Let’s first tackle how you would even find out that I am looking for a “database administrator”. If you are a qualified database administrator and are interested in working for my company, you will have already tried to contact someone at my company that you already know and told them to keep an eye out just in case there is an opening for a database administrator. Maybe you know George in software development because you went to school with him. You keep in touch with George on a regular basis socially and you ask him how things are going at my company and if there is any news about a new database admin position.
What if you don’t know anyone who works at my company? Well maybe you know Samantha who works at a different company but she is George’s girlfriend and she can ask him. That’s how you build a “network”. It is people whom you know and whom they know.
All that you’re doing here is keeping your ears to the ground. You want to be alerted if a position materializes.

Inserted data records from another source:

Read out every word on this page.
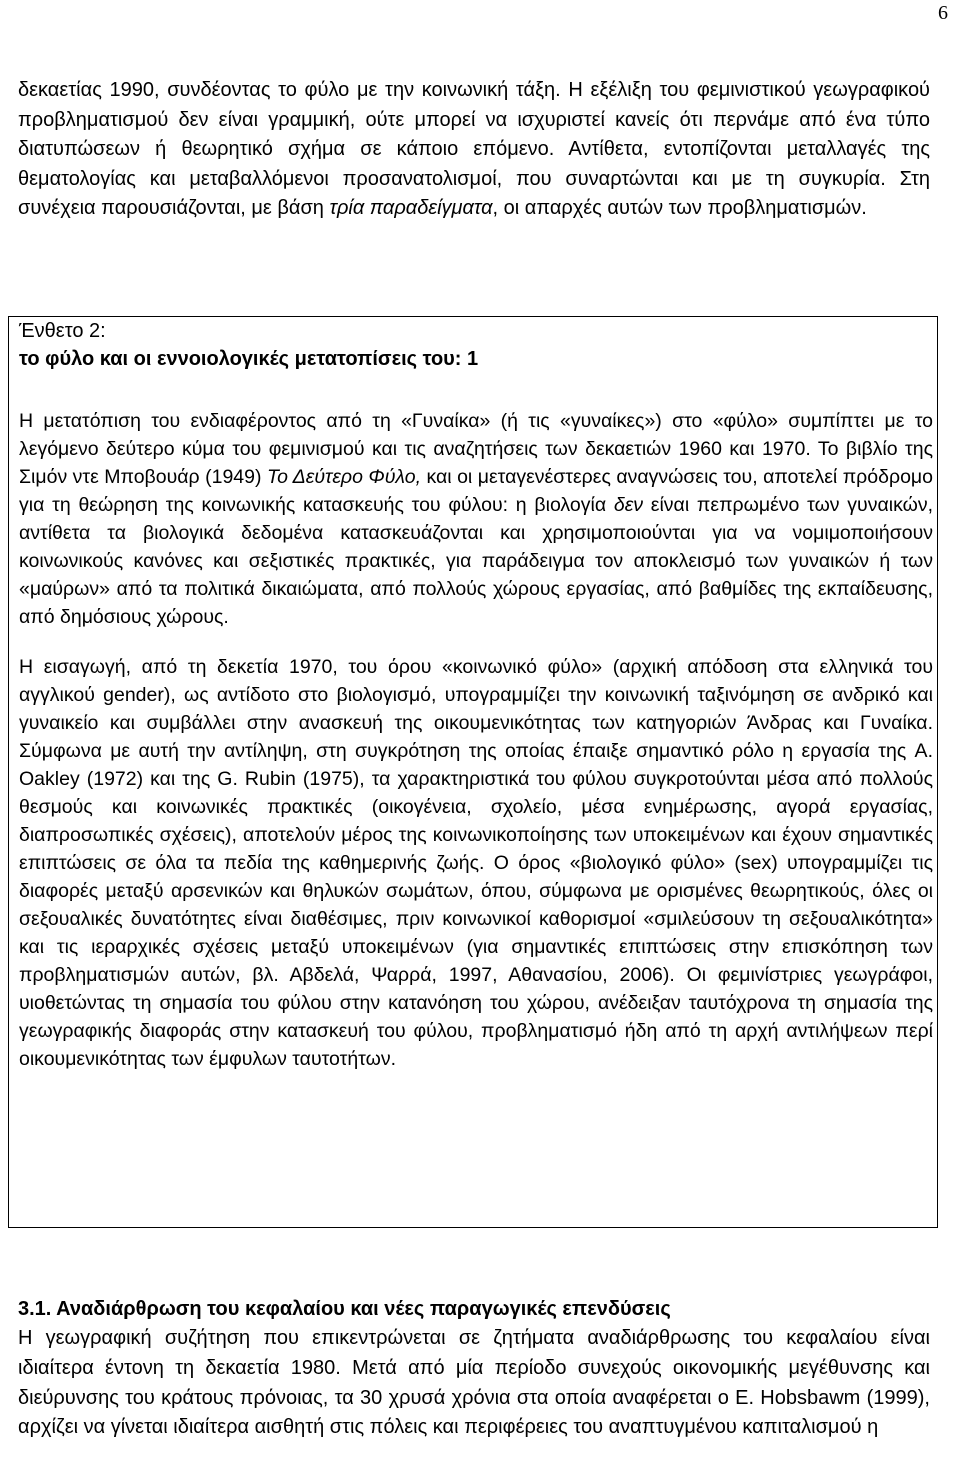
6

δεκαετίας 1990, συνδέοντας το φύλο με την κοινωνική τάξη. Η εξέλιξη του φεμινιστικού γεωγραφικού προβληματισμού δεν είναι γραμμική, ούτε μπορεί να ισχυριστεί κανείς ότι περνάμε από ένα τύπο διατυπώσεων ή θεωρητικό σχήμα σε κάποιο επόμενο. Αντίθετα, εντοπίζονται μεταλλαγές της θεματολογίας και μεταβαλλόμενοι προσανατολισμοί, που συναρτώνται και με τη συγκυρία. Στη συνέχεια παρουσιάζονται, με βάση τρία παραδείγματα, οι απαρχές αυτών των προβληματισμών.

Ένθετο 2:
το φύλο και οι εννοιολογικές μετατοπίσεις του: 1

Η μετατόπιση του ενδιαφέροντος από τη «Γυναίκα» (ή τις «γυναίκες») στο «φύλο» συμπίπτει με το λεγόμενο δεύτερο κύμα του φεμινισμού και τις αναζητήσεις των δεκαετιών 1960 και 1970. Το βιβλίο της Σιμόν ντε Μποβουάρ (1949) Το Δεύτερο Φύλο, και οι μεταγενέστερες αναγνώσεις του, αποτελεί πρόδρομο για τη θεώρηση της κοινωνικής κατασκευής του φύλου: η βιολογία δεν είναι πεπρωμένο των γυναικών, αντίθετα τα βιολογικά δεδομένα κατασκευάζονται και χρησιμοποιούνται για να νομιμοποιήσουν κοινωνικούς κανόνες και σεξιστικές πρακτικές, για παράδειγμα τον αποκλεισμό των γυναικών ή των «μαύρων» από τα πολιτικά δικαιώματα, από πολλούς χώρους εργασίας, από βαθμίδες της εκπαίδευσης, από δημόσιους χώρους.

Η εισαγωγή, από τη δεκετία 1970, του όρου «κοινωνικό φύλο» (αρχική απόδοση στα ελληνικά του αγγλικού gender), ως αντίδοτο στο βιολογισμό, υπογραμμίζει την κοινωνική ταξινόμηση σε ανδρικό και γυναικείο και συμβάλλει στην ανασκευή της οικουμενικότητας των κατηγοριών Άνδρας και Γυναίκα. Σύμφωνα με αυτή την αντίληψη, στη συγκρότηση της οποίας έπαιξε σημαντικό ρόλο η εργασία της A. Oakley (1972) και της G. Rubin (1975), τα χαρακτηριστικά του φύλου συγκροτούνται μέσα από πολλούς θεσμούς και κοινωνικές πρακτικές (οικογένεια, σχολείο, μέσα ενημέρωσης, αγορά εργασίας, διαπροσωπικές σχέσεις), αποτελούν μέρος της κοινωνικοποίησης των υποκειμένων και έχουν σημαντικές επιπτώσεις σε όλα τα πεδία της καθημερινής ζωής. Ο όρος «βιολογικό φύλο» (sex) υπογραμμίζει τις διαφορές μεταξύ αρσενικών και θηλυκών σωμάτων, όπου, σύμφωνα με ορισμένες θεωρητικούς, όλες οι σεξουαλικές δυνατότητες είναι διαθέσιμες, πριν κοινωνικοί καθορισμοί «σμιλεύσουν τη σεξουαλικότητα» και τις ιεραρχικές σχέσεις μεταξύ υποκειμένων (για σημαντικές επιπτώσεις στην επισκόπηση των προβληματισμών αυτών, βλ. Αβδελά, Ψαρρά, 1997, Αθανασίου, 2006). Οι φεμινίστριες γεωγράφοι, υιοθετώντας τη σημασία του φύλου στην κατανόηση του χώρου, ανέδειξαν ταυτόχρονα τη σημασία της γεωγραφικής διαφοράς στην κατασκευή του φύλου, προβληματισμό ήδη από τη αρχή αντιλήψεων περί οικουμενικότητας των έμφυλων ταυτοτήτων.

3.1. Αναδιάρθρωση του κεφαλαίου και νέες παραγωγικές επενδύσεις

Η γεωγραφική συζήτηση που επικεντρώνεται σε ζητήματα αναδιάρθρωσης του κεφαλαίου είναι ιδιαίτερα έντονη τη δεκαετία 1980. Μετά από μία περίοδο συνεχούς οικονομικής μεγέθυνσης και διεύρυνσης του κράτους πρόνοιας, τα 30 χρυσά χρόνια στα οποία αναφέρεται ο E. Hobsbawm (1999), αρχίζει να γίνεται ιδιαίτερα αισθητή στις πόλεις και περιφέρειες του αναπτυγμένου καπιταλισμού η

It is in fact quite passive. It’s pure information gathering. That’s all it can be. Again, think of it from my perspective, the employer. I only put the word out that I need someone when I actually need someone. I work to my own schedule, not yours. So you have to wait until I put the word out so that you could hear about it through your network.
Can you anticipate that I will need someone? Can you get to me directly?
Actually, you can! And here’s the secret. I will show you how.
You can anticipate that I will need someone if maybe you’ve heard through your personal network that a database admin has left our company. You may even find out that someone intends to leave my department before even I know! Perhaps he is part of that network of friends and colleagues and you heard that he or she wants to move on and look for something different.
Or maybe my company has put out a press release saying that we are expanding our IT department. If you stay up-to-date on news in your field you will hear about these things and see immediately the potential opportunities for you.
So what do you do then? Send me an email. Tell me: “Hey, you may be needing a great database administrator soon. Look no further, I have all the qualifications you will need. Here they are…”
Maybe not those exact words but something along those lines. So now I, the employer, I have just been faced with having to look for good candidates and haven’t even started my search in earnest yet. Your resume came along and you are a perfect fit. Guess what, you have just saved me a ton of time. I have no other candidates. What do you think the chances are that I will want to meet with you and maybe hire you? Pretty good.
So that’s the “hidden” job market in a nutshell. I hope presenting it from the perspective of the employer has made it a little less shrouded in mystery.